Boynton will be spending his final year in Gainesville, after sitting down and evaluating options with his family after his junior year. There was a thought about leaving school early and testing out the waters in the NBA or heading to play professional ball overseas.

However, Boynton thought coming back to school was the best move. Walker's departure opened the spot at point guard, where Boynton's size is a better fit at the next level. He'll play more point guard this year to prepare him for the next level.

"I've been working on that—me and Scottie," Boynton. "We've been switching up. At my size, I have to play the point guard at the next level. It's decision making and making better decisions on the court."

When Boynton was recruited, he was billed as a player that wouldn't be playing college basketball for long. As he starts his fourth year as a starter in Gainesville, Boynton wasn't shy to admit that never thought this would be the case.

There are plenty of reasons why it didn't work. There were holes in Boynton's games when he got to Gainesville, and while they've improved over the last three years, his height hasn't. He's listed at 6-2 on the Florida roster, and but that might be generous for Boynton.

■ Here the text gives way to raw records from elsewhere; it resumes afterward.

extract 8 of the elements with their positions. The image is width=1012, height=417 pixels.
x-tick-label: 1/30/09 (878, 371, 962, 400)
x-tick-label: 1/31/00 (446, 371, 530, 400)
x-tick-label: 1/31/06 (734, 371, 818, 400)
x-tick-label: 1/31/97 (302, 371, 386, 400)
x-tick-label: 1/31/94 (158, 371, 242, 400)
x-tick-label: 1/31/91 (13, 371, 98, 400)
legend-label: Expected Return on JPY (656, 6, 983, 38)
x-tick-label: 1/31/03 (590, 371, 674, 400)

As a scorer, it would be tough for his to work as a two-guard in the NBA. He's hoping a year with some time at point guard will give him a better chance.

"The goal at the end of this process to have an opportunity to play in the NBA," Donovan said. "I think for Kenny, that's an opportunity. I know in sitting down with Kenny his family the last two years, there has been some thought about whether or not to even put his name in the draft or not.

"I think probably where he was slotted to be projected in the draft, his family and Kenny felt like it was best to come back. I think the opportunity for him to get his degree was important."

The improvement has come in his midrange game this offseason. Boynton worked on it throughout the season, as well as an increased focus on finishing at the rim. It's a big chance from the player Boynton was when he came to Gainesville.

"When I first got here, I really didn't like going to the hole at all," Boynton said. "I was an outside shooter or a fast break layup."

His game has gone through plenty of change at Florida. The last one remaining is his leadership ability.